Despite investor concern over how the election outcome will affect their portfolios and what action they should take to prepare, U.S. politics do not play a significant role when it comes to the underlying valuation of assets in portfolio design and allocation over a long period of time, Mehalko said.
“People tend to think that a Presidential election or other political events will impact their portfolios over a long period of time, but they typically don’t,” Mehalko said.
History has shown that neither the election nor the term of an elected official play a significant role in the long-term performance of the market according to Mehalko.
To illustrate his point, Mehalko debunked three common misperceptions among investors.
Myth # 1 – Tax rates drive revenues.
There are many factors that drive revenue growth and history shows that the tax rate is not the most import one, according to Mehalko. For example, even though marginal tax rates ranged from a high of 91% in 1960 to a low of 28% in 1987 personal income tax revenue rates remained in the typical range of 7-9% of GDP, he said.

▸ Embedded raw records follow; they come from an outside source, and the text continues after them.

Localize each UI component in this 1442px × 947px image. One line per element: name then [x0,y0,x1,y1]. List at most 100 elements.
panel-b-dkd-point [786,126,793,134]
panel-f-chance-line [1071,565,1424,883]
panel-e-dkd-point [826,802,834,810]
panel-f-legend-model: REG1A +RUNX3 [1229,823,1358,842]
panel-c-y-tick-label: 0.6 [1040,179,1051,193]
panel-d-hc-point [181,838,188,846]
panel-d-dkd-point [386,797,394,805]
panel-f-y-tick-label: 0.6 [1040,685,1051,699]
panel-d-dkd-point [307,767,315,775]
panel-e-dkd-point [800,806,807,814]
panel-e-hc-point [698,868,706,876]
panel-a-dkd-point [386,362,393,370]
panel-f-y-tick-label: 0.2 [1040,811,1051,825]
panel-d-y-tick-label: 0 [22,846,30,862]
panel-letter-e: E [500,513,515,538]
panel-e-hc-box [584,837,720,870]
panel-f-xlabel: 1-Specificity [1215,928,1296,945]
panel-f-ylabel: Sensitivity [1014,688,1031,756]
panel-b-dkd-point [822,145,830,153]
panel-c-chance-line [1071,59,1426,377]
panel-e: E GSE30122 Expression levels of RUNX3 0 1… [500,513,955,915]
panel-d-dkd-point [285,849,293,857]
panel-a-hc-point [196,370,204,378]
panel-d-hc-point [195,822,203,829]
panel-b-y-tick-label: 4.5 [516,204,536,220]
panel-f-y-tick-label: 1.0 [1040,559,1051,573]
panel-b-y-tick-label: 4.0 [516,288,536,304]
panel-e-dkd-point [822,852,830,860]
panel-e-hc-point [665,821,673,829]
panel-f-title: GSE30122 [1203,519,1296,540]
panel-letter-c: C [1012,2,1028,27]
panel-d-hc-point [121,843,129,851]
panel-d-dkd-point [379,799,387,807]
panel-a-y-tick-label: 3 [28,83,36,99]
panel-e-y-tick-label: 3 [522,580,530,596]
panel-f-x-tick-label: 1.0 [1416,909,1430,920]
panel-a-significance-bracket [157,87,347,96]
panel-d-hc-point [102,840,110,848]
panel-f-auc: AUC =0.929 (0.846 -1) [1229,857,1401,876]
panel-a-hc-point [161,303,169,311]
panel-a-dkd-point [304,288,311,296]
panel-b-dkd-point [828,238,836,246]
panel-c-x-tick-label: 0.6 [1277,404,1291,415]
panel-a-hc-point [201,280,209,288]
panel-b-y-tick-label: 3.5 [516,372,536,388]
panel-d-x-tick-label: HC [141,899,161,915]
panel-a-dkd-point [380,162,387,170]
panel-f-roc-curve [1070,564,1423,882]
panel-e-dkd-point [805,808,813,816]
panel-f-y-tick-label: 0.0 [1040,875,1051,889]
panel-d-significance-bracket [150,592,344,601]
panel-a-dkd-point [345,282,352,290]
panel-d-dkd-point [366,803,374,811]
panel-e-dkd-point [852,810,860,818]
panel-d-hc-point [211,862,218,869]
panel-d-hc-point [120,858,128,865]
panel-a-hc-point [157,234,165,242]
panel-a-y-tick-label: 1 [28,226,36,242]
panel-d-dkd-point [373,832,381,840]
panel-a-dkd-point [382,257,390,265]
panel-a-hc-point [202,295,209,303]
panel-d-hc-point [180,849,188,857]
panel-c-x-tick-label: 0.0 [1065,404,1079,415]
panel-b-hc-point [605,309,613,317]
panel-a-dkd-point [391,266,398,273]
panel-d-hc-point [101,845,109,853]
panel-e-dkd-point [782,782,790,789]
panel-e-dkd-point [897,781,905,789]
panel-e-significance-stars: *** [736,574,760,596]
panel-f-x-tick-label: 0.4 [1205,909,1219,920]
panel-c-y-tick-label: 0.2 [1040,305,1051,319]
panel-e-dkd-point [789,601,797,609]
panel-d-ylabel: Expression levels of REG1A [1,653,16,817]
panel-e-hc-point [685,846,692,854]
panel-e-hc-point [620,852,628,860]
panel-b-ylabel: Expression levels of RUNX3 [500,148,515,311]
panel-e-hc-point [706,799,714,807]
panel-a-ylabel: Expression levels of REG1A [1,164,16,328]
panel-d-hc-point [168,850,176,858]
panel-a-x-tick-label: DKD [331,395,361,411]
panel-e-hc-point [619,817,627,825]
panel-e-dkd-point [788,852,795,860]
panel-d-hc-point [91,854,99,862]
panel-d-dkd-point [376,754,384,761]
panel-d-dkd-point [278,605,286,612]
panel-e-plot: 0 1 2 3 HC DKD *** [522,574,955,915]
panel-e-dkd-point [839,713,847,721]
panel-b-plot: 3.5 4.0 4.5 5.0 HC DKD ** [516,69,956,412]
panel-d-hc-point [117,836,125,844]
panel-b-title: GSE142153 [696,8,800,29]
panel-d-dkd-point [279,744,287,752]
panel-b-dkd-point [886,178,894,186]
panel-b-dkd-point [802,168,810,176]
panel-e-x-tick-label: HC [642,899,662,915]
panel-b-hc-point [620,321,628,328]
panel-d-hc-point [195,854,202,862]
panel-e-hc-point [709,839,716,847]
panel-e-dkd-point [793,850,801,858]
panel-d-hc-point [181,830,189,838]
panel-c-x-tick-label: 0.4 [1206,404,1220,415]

Additionally, the historical average of total tax revenue over 65 years stays around 18% of GDP even with varying tax schemes in place, according to Mehalko.
Myth # 2 – A Republican administration is better for financial markets than Democratic administrations.
Actually, looking only at what party holds the executive branch, the equity markets do better under a Democratic president, according to Mehalko. But in fact, the best scenario is split control with one party controlling the executive branch and one controlling Congress.
Myth # 3 – Elections will impact the financial markets.
Though the markets may react initially to the “shock” of a new administration, it’s unlikely that elected officials would enact harsh policies that would hinder “prosperity” in the short-term, according to Mehalko.
Ultimately, Mehalko said, investors shouldn’t worry about who wins the election when it comes to the impact on their portfolio over the long-term.
“Focus on valuation and managing emotions. Try to buy at the right time, be patient and don’t fall prey to the fear and greed behavioral issues we all have,” said Mehalko.